– Ах! – воскликнул нотариус. – Значит, вы читали Беруля!
– Рукопись двести семнадцать, – процитировал хозяин, – du fonds français de la Bibliothèque Nationale, le commencement et le fin du poème sont perdus»[14], двенадцатый век – самый ранний сохранившийся манускрипт из всего, что написано о Тристане. Да, я читал «Роман о Тристане» Беруля, по крайней мере ту часть, которую профессор ученого общества, о котором я только что упомянул, счел нужным процитировать. Сюжет восходит к шестому веку, а то и ранее, и это сказание передавалось от отца к сыну, скорее, от матери к дочери, пока ваши странствующие трубадуры не подхватили его и не превратили в поэзию.
– Романтизируя похоть и распущенность и превращая их в бессмертную любовь, – прошептал нотариус.
– Можно сказать и так, – ответил Карфэкс, – однако мой опыт врача свидетельствует, что в целом результат был благотворен. Не хлебом единым жив человек, точнее, простите за прямоту, не только совокуплением. Мечтательную сторону натуры тоже надо удовлетворять. Позвольте мне рассказать вам кое о чем. Лет девятнадцать тому назад ждал я в Замке Дор появления на свет младенца – это та самая молодая женщина, которая чуть не погибла сегодня в экипаже, когда лошади понесли, – и, когда я бодрствовал под звездами, мне показалось, что я близок к какому-то прозрению. Я не знал, что это такое, разгадка была мне не под силу. И вот, много месяцев спустя, читая вашего поэта Беруля, я обнаружил слово «Lancien» – древний вариант нашего «Лантиэна» – и осознал, что если его слова верны, то все свое детство – разоряя птичьи гнезда, собирая в лесу куманику и орехи или просто предаваясь праздным мечтам – я ходил по тропинкам одной из величайших в мире историй любви.
– И что же?
Доктор Карфэкс размышлял с минуту, пытаясь оживить прошлое, стертое временем, – лишь аромат его сохранился в лабиринтах памяти, словно цветок, забытый между страницами книги.

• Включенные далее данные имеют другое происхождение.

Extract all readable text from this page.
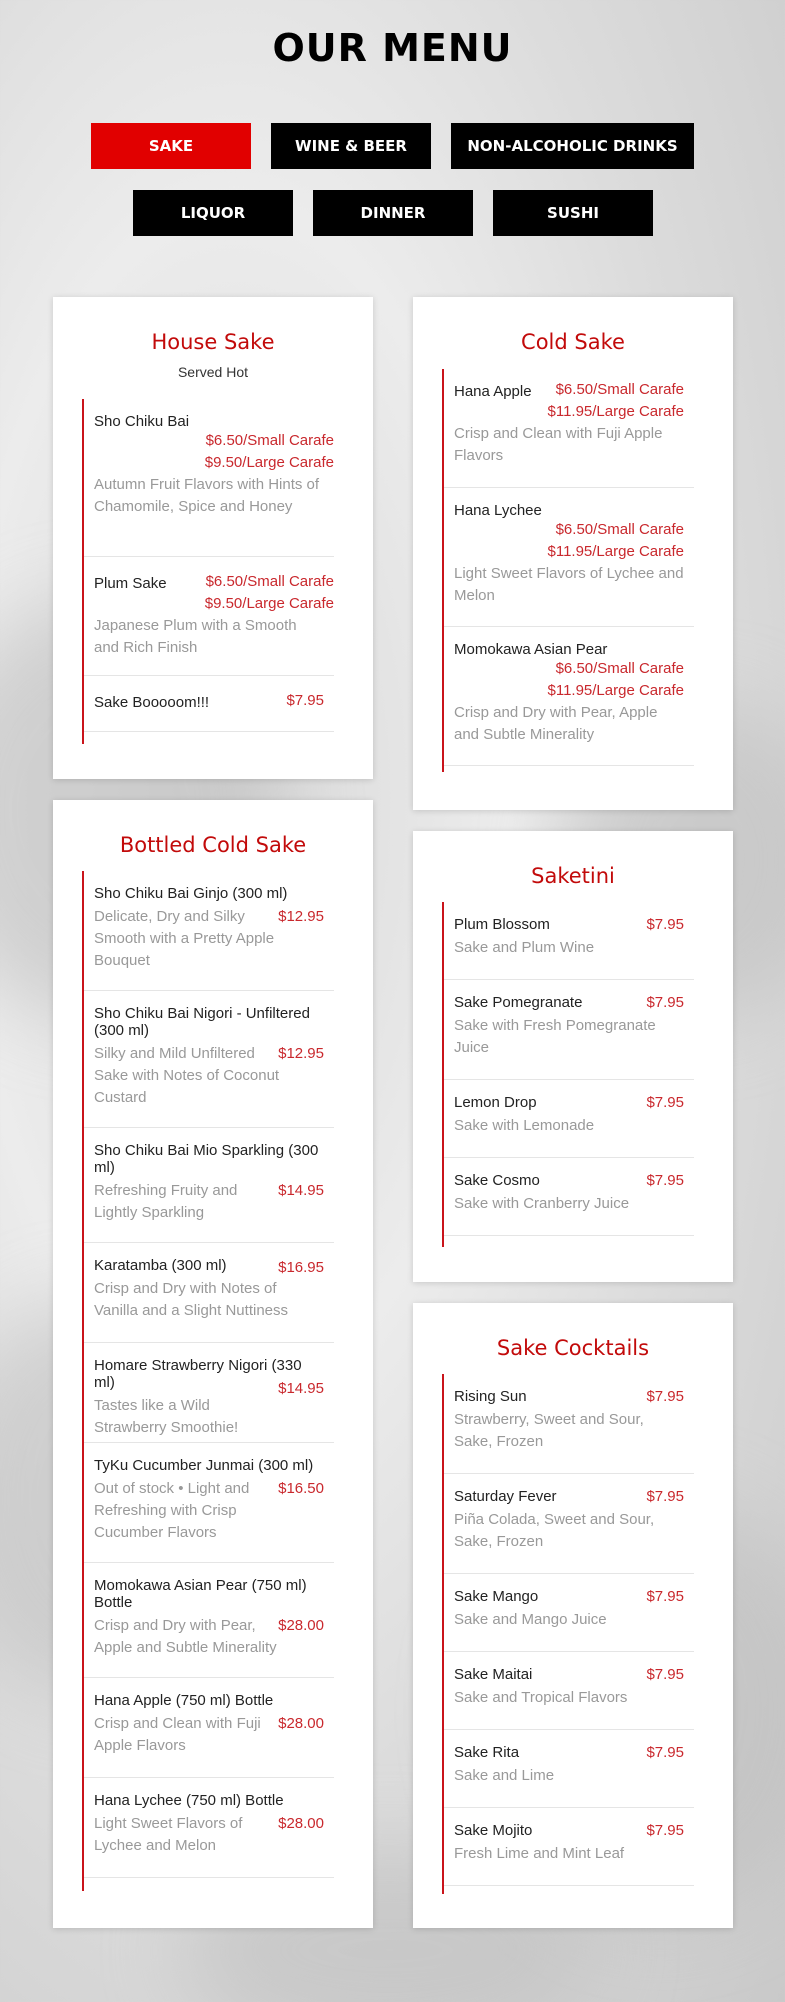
OUR MENU
SAKE	WINE & BEER	NON-ALCOHOLIC DRINKS
LIQUOR	DINNER	SUSHI
House Sake
Served Hot
Sho Chiku Bai
$6.50/Small Carafe
$9.50/Large Carafe
Autumn Fruit Flavors with Hints of Chamomile, Spice and Honey
Plum Sake	$6.50/Small Carafe
$9.50/Large Carafe
Japanese Plum with a Smooth and Rich Finish
Sake Booooom!!!	$7.95
Bottled Cold Sake
Sho Chiku Bai Ginjo (300 ml)
Delicate, Dry and Silky Smooth with a Pretty Apple Bouquet
$12.95
Sho Chiku Bai Nigori - Unfiltered (300 ml)
Silky and Mild Unfiltered Sake with Notes of Coconut Custard
$12.95
Sho Chiku Bai Mio Sparkling (300 ml)
Refreshing Fruity and Lightly Sparkling
$14.95
Karatamba (300 ml)
Crisp and Dry with Notes of Vanilla and a Slight Nuttiness
$16.95
Homare Strawberry Nigori (330 ml)
Tastes like a Wild Strawberry Smoothie!
$14.95
TyKu Cucumber Junmai (300 ml)
Out of stock • Light and Refreshing with Crisp Cucumber Flavors
$16.50
Momokawa Asian Pear (750 ml) Bottle
Crisp and Dry with Pear, Apple and Subtle Minerality
$28.00
Hana Apple (750 ml) Bottle
Crisp and Clean with Fuji Apple Flavors
$28.00
Hana Lychee (750 ml) Bottle
Light Sweet Flavors of Lychee and Melon
$28.00
Cold Sake
Hana Apple	$6.50/Small Carafe
$11.95/Large Carafe
Crisp and Clean with Fuji Apple Flavors
Hana Lychee
$6.50/Small Carafe
$11.95/Large Carafe
Light Sweet Flavors of Lychee and Melon
Momokawa Asian Pear
$6.50/Small Carafe
$11.95/Large Carafe
Crisp and Dry with Pear, Apple and Subtle Minerality
Saketini
Plum Blossom
Sake and Plum Wine
$7.95
Sake Pomegranate
Sake with Fresh Pomegranate Juice
$7.95
Lemon Drop
Sake with Lemonade
$7.95
Sake Cosmo
Sake with Cranberry Juice
$7.95
Sake Cocktails
Rising Sun
Strawberry, Sweet and Sour, Sake, Frozen
$7.95
Saturday Fever
Piña Colada, Sweet and Sour, Sake, Frozen
$7.95
Sake Mango
Sake and Mango Juice
$7.95
Sake Maitai
Sake and Tropical Flavors
$7.95
Sake Rita
Sake and Lime
$7.95
Sake Mojito
Fresh Lime and Mint Leaf
$7.95
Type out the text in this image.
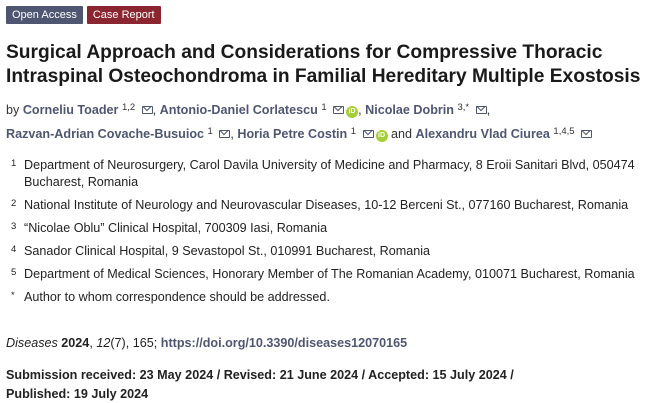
Open Access	Case Report
Surgical Approach and Considerations for Compressive Thoracic Intraspinal Osteochondroma in Familial Hereditary Multiple Exostosis
by Corneliu Toader $^{1,2}$ , Antonio-Daniel Corlatescu $^1$	iD , Nicolae Dobrin $^{3,*}$ ,
Razvan-Adrian Covache-Busuioc $^1$ , Horia Petre Costin $^1$	iD and Alexandru Vlad Ciurea $^{1,4,5}$
1 Department of Neurosurgery, Carol Davila University of Medicine and Pharmacy, 8 Eroii Sanitari Blvd, 050474 Bucharest, Romania
2 National Institute of Neurology and Neurovascular Diseases, 10-12 Berceni St., 077160 Bucharest, Romania
3 “Nicolae Oblu” Clinical Hospital, 700309 Iasi, Romania
4 Sanador Clinical Hospital, 9 Sevastopol St., 010991 Bucharest, Romania
5 Department of Medical Sciences, Honorary Member of The Romanian Academy, 010071 Bucharest, Romania
* Author to whom correspondence should be addressed.
Diseases 2024, 12(7), 165; https://doi.org/10.3390/diseases12070165
Submission received: 23 May 2024 / Revised: 21 June 2024 / Accepted: 15 July 2024 /
Published: 19 July 2024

– Меня озарило, – ответил он наконец. – Я взял «Роман о Тристане» Беруля, вернее, отрывки из него, напечатанные в журнале нашего общества, – чтобы перечитать его снова в Замке Дор и в лесах Лантиэна, где, по утверждению вашего поэта, Тристан когда-то назначил свидание королеве Изольде. Припоминаю, что там как раз валили дубы ради коммерческих целей какой-то фирмы, контора которой находилась за пределами Бодмина, и стволы свозили на санях к бухте, чтобы сплавлять их бог знает куда. Но в тех местах, где вырубили деревья, удивительно пышно разрослась наперстянка, прикрывая холм и оказывая первую помощь поруганной красоте.
Он поднялся с кресла и встал у окна, глядя на гавань. Не так уж и притупилась у него память. Он вспомнил, как шмели пили нектар из цветов, как сверкали крылья стрекозы, как внезапно взлетали напуганные голуби.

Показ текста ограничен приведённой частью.